To better understand this guide, you should be familiar with some OpenFGA Concepts and know how to develop the things listed below.

You will start with the authorization model below, it represents a document type that can have users related as editor and viewer.

Let us also assume that we have a document called "meeting_notes.doc" and bob is assigned as editor to this document.

model
schema 1.1

type user

type document
relations
define viewer: [user]
define editor: [user]

The current state of the system is represented by the following relationship tuples being in the system already:

[{
"user": "user:bob",
"relation": "editor",
"object": "document:meeting_notes.doc"
}]

In addition, you will need to know the following:

Modeling User Groups

You need to know how to add users to groups and grant groups access to resources. Learn more →

OpenFGA concepts

  • A Type: a class of objects that have similar characteristics
  • A User: an entity in the system that can be related to an object
  • A Relation: is a string defined in the type definition of an authorization model that defines the possibility of a relationship between an object of the same type as the type definition and a user in the system
  • An Object: represents an entity in the system. Users' relationships to it can be define through relationship tuples and the authorization model
  • A Relationship Tuple: a grouping consisting of a user, a relation and an object stored in OpenFGA

Step by step

With the current type definition, there isn't a way to indicate that all editors of a certain document are also automatically viewers of that document. So for a certain user, in order to indicate that they can both edit and view a certain document, two relationship tuples need to be created (one for editor, and another for viewer).

01. Modify our model to imply editor as viewer

Instead of creating two relationship tuples, we can leverage concentric relationships by defining editors are viewers.

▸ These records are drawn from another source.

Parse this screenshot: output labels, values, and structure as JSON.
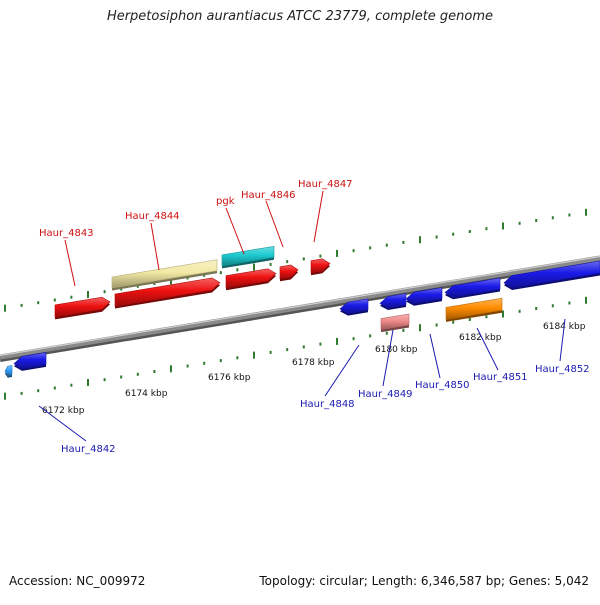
{
  "title": "Herpetosiphon aurantiacus ATCC 23779, complete genome",
  "footer": {
    "accession": "Accession: NC_009972",
    "summary": "Topology: circular; Length: 6,346,587 bp; Genes: 5,042"
  },
  "colors": {
    "backbone": "#8a8a8a",
    "tick": "#2f7a2f",
    "label_upper": "#cc1111",
    "label_lower": "#1a1ab0",
    "red": "#ee1111",
    "yellow": "#f2e9a4",
    "cyan": "#1ccad0",
    "blue": "#1a1ae8",
    "salmon": "#f08a8a",
    "orange": "#ff8c00",
    "lightblue": "#33a3ff"
  },
  "scale_labels": [
    "6172 kbp",
    "6174 kbp",
    "6176 kbp",
    "6178 kbp",
    "6180 kbp",
    "6182 kbp",
    "6184 kbp"
  ],
  "upper_gene_labels": [
    "Haur_4843",
    "Haur_4844",
    "pgk",
    "Haur_4846",
    "Haur_4847"
  ],
  "lower_gene_labels": [
    "Haur_4842",
    "Haur_4848",
    "Haur_4849",
    "Haur_4850",
    "Haur_4851",
    "Haur_4852"
  ]
}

Our authorization model becomes the following:

model
schema 1.1

type user

type document
relations
define viewer: [user] or editor
define editor: [user]
info

viewer of a document are any of:

  1. users that are directly assigned as viewer
  2. users that have editor of the document

With this authorization model change, having an editor relationship with a certain document implies having a viewer relationship with that same document.

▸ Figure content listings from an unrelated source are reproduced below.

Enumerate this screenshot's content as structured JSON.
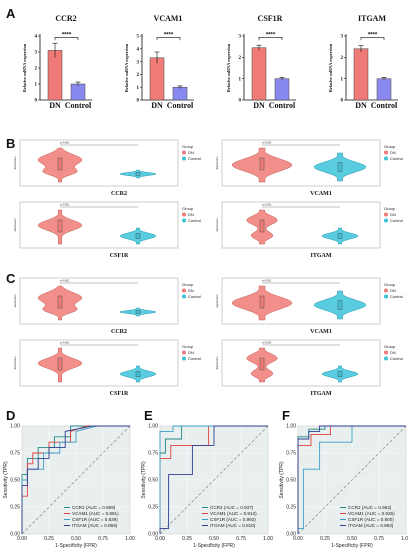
{
  "panel_labels": [
    "A",
    "B",
    "C",
    "D",
    "E",
    "F"
  ],
  "colors": {
    "dn": "#f07b76",
    "control": "#8888ee",
    "violin_dn": "#f07b76",
    "violin_control": "#3cc3da",
    "roc_bg": "#e9eeee"
  },
  "chart_data": [
    {
      "id": "A-CCR2",
      "type": "bar",
      "title": "CCR2",
      "ylabel": "Relative mRNA expersion",
      "categories": [
        "DN",
        "Control"
      ],
      "values": [
        3.1,
        1.0
      ],
      "errors": [
        0.45,
        0.12
      ],
      "ylim": [
        0,
        4
      ],
      "yticks": [
        "0",
        "1",
        "2",
        "3",
        "4"
      ],
      "significance": "****"
    },
    {
      "id": "A-VCAM1",
      "type": "bar",
      "title": "VCAM1",
      "ylabel": "Relative mRNA expersion",
      "categories": [
        "DN",
        "Control"
      ],
      "values": [
        3.3,
        1.0
      ],
      "errors": [
        0.45,
        0.1
      ],
      "ylim": [
        0,
        5
      ],
      "yticks": [
        "0",
        "1",
        "2",
        "3",
        "4",
        "5"
      ],
      "significance": "****"
    },
    {
      "id": "A-CSF1R",
      "type": "bar",
      "title": "CSF1R",
      "ylabel": "Relative mRNA expersion",
      "categories": [
        "DN",
        "Control"
      ],
      "values": [
        2.45,
        1.0
      ],
      "errors": [
        0.12,
        0.06
      ],
      "ylim": [
        0,
        3
      ],
      "yticks": [
        "0",
        "1",
        "2",
        "3"
      ],
      "significance": "****"
    },
    {
      "id": "A-ITGAM",
      "type": "bar",
      "title": "ITGAM",
      "ylabel": "Relative mRNA expersion",
      "categories": [
        "DN",
        "Control"
      ],
      "values": [
        2.4,
        1.0
      ],
      "errors": [
        0.15,
        0.06
      ],
      "ylim": [
        0,
        3
      ],
      "yticks": [
        "0",
        "1",
        "2",
        "3"
      ],
      "significance": "****"
    },
    {
      "id": "D",
      "type": "line",
      "xlabel": "1-Specificity (FPR)",
      "ylabel": "Sensitivity (TPR)",
      "xlim": [
        0,
        1
      ],
      "ylim": [
        0,
        1
      ],
      "xticks": [
        "0.00",
        "0.25",
        "0.50",
        "0.75",
        "1.00"
      ],
      "yticks": [
        "0.00",
        "0.25",
        "0.50",
        "0.75",
        "1.00"
      ],
      "series": [
        {
          "name": "CCR2 (AUC = 0.889)",
          "color": "#1f8a8a",
          "x": [
            0,
            0,
            0.05,
            0.05,
            0.15,
            0.15,
            0.3,
            0.3,
            0.45,
            0.45,
            0.55,
            1
          ],
          "y": [
            0,
            0.55,
            0.55,
            0.7,
            0.7,
            0.8,
            0.8,
            0.9,
            0.9,
            1,
            1,
            1
          ]
        },
        {
          "name": "VCAM1 (AUC = 0.881)",
          "color": "#e04040",
          "x": [
            0,
            0,
            0.05,
            0.05,
            0.1,
            0.1,
            0.25,
            0.25,
            0.45,
            0.45,
            0.6,
            1
          ],
          "y": [
            0,
            0.35,
            0.35,
            0.65,
            0.65,
            0.75,
            0.75,
            0.85,
            0.85,
            0.95,
            1,
            1
          ]
        },
        {
          "name": "CSF1R (AUC = 0.839)",
          "color": "#3aa0c8",
          "x": [
            0,
            0,
            0.05,
            0.05,
            0.2,
            0.2,
            0.35,
            0.35,
            0.5,
            0.5,
            0.7,
            1
          ],
          "y": [
            0,
            0.5,
            0.5,
            0.6,
            0.6,
            0.75,
            0.75,
            0.85,
            0.85,
            0.95,
            1,
            1
          ]
        },
        {
          "name": "ITGAM (AUC = 0.869)",
          "color": "#2f3f8f",
          "x": [
            0,
            0,
            0.05,
            0.05,
            0.15,
            0.15,
            0.25,
            0.25,
            0.4,
            0.4,
            0.65,
            1
          ],
          "y": [
            0,
            0.45,
            0.45,
            0.6,
            0.6,
            0.7,
            0.7,
            0.8,
            0.8,
            0.95,
            1,
            1
          ]
        }
      ]
    },
    {
      "id": "E",
      "type": "line",
      "xlabel": "1-Specificity (FPR)",
      "ylabel": "Sensitivity (TPR)",
      "xlim": [
        0,
        1
      ],
      "ylim": [
        0,
        1
      ],
      "xticks": [
        "0.00",
        "0.25",
        "0.50",
        "0.75",
        "1.00"
      ],
      "yticks": [
        "0.00",
        "0.25",
        "0.50",
        "0.75",
        "1.00"
      ],
      "series": [
        {
          "name": "CCR2 (AUC = 0.937)",
          "color": "#1f8a8a",
          "x": [
            0,
            0,
            0.05,
            0.05,
            0.2,
            0.2,
            0.4,
            1
          ],
          "y": [
            0,
            0.75,
            0.75,
            0.88,
            0.88,
            1,
            1,
            1
          ]
        },
        {
          "name": "VCAM1 (AUC = 0.913)",
          "color": "#e04040",
          "x": [
            0,
            0,
            0.1,
            0.1,
            0.45,
            0.45,
            1
          ],
          "y": [
            0,
            0.7,
            0.7,
            0.82,
            0.82,
            1,
            1
          ]
        },
        {
          "name": "CSF1R (AUC = 0.992)",
          "color": "#3aa0c8",
          "x": [
            0,
            0,
            0.12,
            0.12,
            1
          ],
          "y": [
            0,
            0.95,
            0.95,
            1,
            1
          ]
        },
        {
          "name": "ITGAM (AUC = 0.810)",
          "color": "#2f3f8f",
          "x": [
            0,
            0,
            0.08,
            0.08,
            0.3,
            0.3,
            0.5,
            0.5,
            1
          ],
          "y": [
            0,
            0.05,
            0.05,
            0.55,
            0.55,
            0.82,
            0.82,
            1,
            1
          ]
        }
      ]
    },
    {
      "id": "F",
      "type": "line",
      "xlabel": "1-Specificity (FPR)",
      "ylabel": "Sensitivity (TPR)",
      "xlim": [
        0,
        1
      ],
      "ylim": [
        0,
        1
      ],
      "xticks": [
        "0.00",
        "0.25",
        "0.50",
        "0.75",
        "1.00"
      ],
      "yticks": [
        "0.00",
        "0.25",
        "0.50",
        "0.75",
        "1.00"
      ],
      "series": [
        {
          "name": "CCR2 (AUC = 0.983)",
          "color": "#1f8a8a",
          "x": [
            0,
            0,
            0.1,
            0.1,
            0.25,
            0.25,
            1
          ],
          "y": [
            0,
            0.9,
            0.9,
            0.97,
            0.97,
            1,
            1
          ]
        },
        {
          "name": "VCAM1 (AUC = 0.925)",
          "color": "#e04040",
          "x": [
            0,
            0,
            0.12,
            0.12,
            0.3,
            0.3,
            1
          ],
          "y": [
            0,
            0.82,
            0.82,
            0.92,
            0.92,
            1,
            1
          ]
        },
        {
          "name": "CSF1R (AUC = 0.800)",
          "color": "#3aa0c8",
          "x": [
            0,
            0,
            0.05,
            0.05,
            0.2,
            0.2,
            0.5,
            0.5,
            1
          ],
          "y": [
            0,
            0.05,
            0.05,
            0.6,
            0.6,
            0.85,
            0.85,
            1,
            1
          ]
        },
        {
          "name": "ITGAM (AUC = 0.983)",
          "color": "#2f3f8f",
          "x": [
            0,
            0,
            0.1,
            0.1,
            0.2,
            0.2,
            1
          ],
          "y": [
            0,
            0.88,
            0.88,
            0.95,
            0.95,
            1,
            1
          ]
        }
      ]
    }
  ],
  "violins": {
    "legend_title": "Group",
    "legend_items": [
      "DN",
      "Control"
    ],
    "ylabel": "Expression",
    "pvalue_text": "p<0.001",
    "panels": [
      {
        "id": "B-CCR2",
        "title": "CCR2",
        "shape": "multi"
      },
      {
        "id": "B-VCAM1",
        "title": "VCAM1",
        "shape": "wide"
      },
      {
        "id": "B-CSF1R",
        "title": "CSF1R",
        "shape": "mid"
      },
      {
        "id": "B-ITGAM",
        "title": "ITGAM",
        "shape": "tall"
      },
      {
        "id": "C-CCR2",
        "title": "CCR2",
        "shape": "multi"
      },
      {
        "id": "C-VCAM1",
        "title": "VCAM1",
        "shape": "wide"
      },
      {
        "id": "C-CSF1R",
        "title": "CSF1R",
        "shape": "mid"
      },
      {
        "id": "C-ITGAM",
        "title": "ITGAM",
        "shape": "tall"
      }
    ]
  }
}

02. Check that editors are viewers

Since we had a relationship tuple that indicates that bob is an editor of document:meeting_notes.doc, this means bob is now implicitly a viewer of document:meeting_notes.doc. If we now check: is bob a viewer of document:meeting_notes.doc? we would get the following:

Initialize the SDK
// ApiTokenIssuer, ApiAudience, ClientId and ClientSecret are optional.
// import the SDK
const { OpenFgaClient } = require('@openfga/sdk');

// Initialize the SDK with no auth - see "How to setup SDK client" for more options
const fgaClient = new OpenFgaClient({
apiUrl: process.env.FGA_API_URL, // required, e.g. https://api.fga.example
storeId: process.env.FGA_STORE_ID,
authorizationModelId: process.env.FGA_MODEL_ID, // Optional, can be overridden per request
});

// Run a check
const { allowed } = await fgaClient.check({
user: 'user:bob',
relation: 'viewer',
object: 'document:meeting_notes.doc',
}, {
authorization_model_id: '01HVMMBCMGZNT3SED4Z17ECXCA',
});

// allowed = true
Note

When creating relationship tuples for OpenFGA make sure to use unique ids for each object and user within your application domain. We're using first names and simple ids to just illustrate an easy-to-follow example.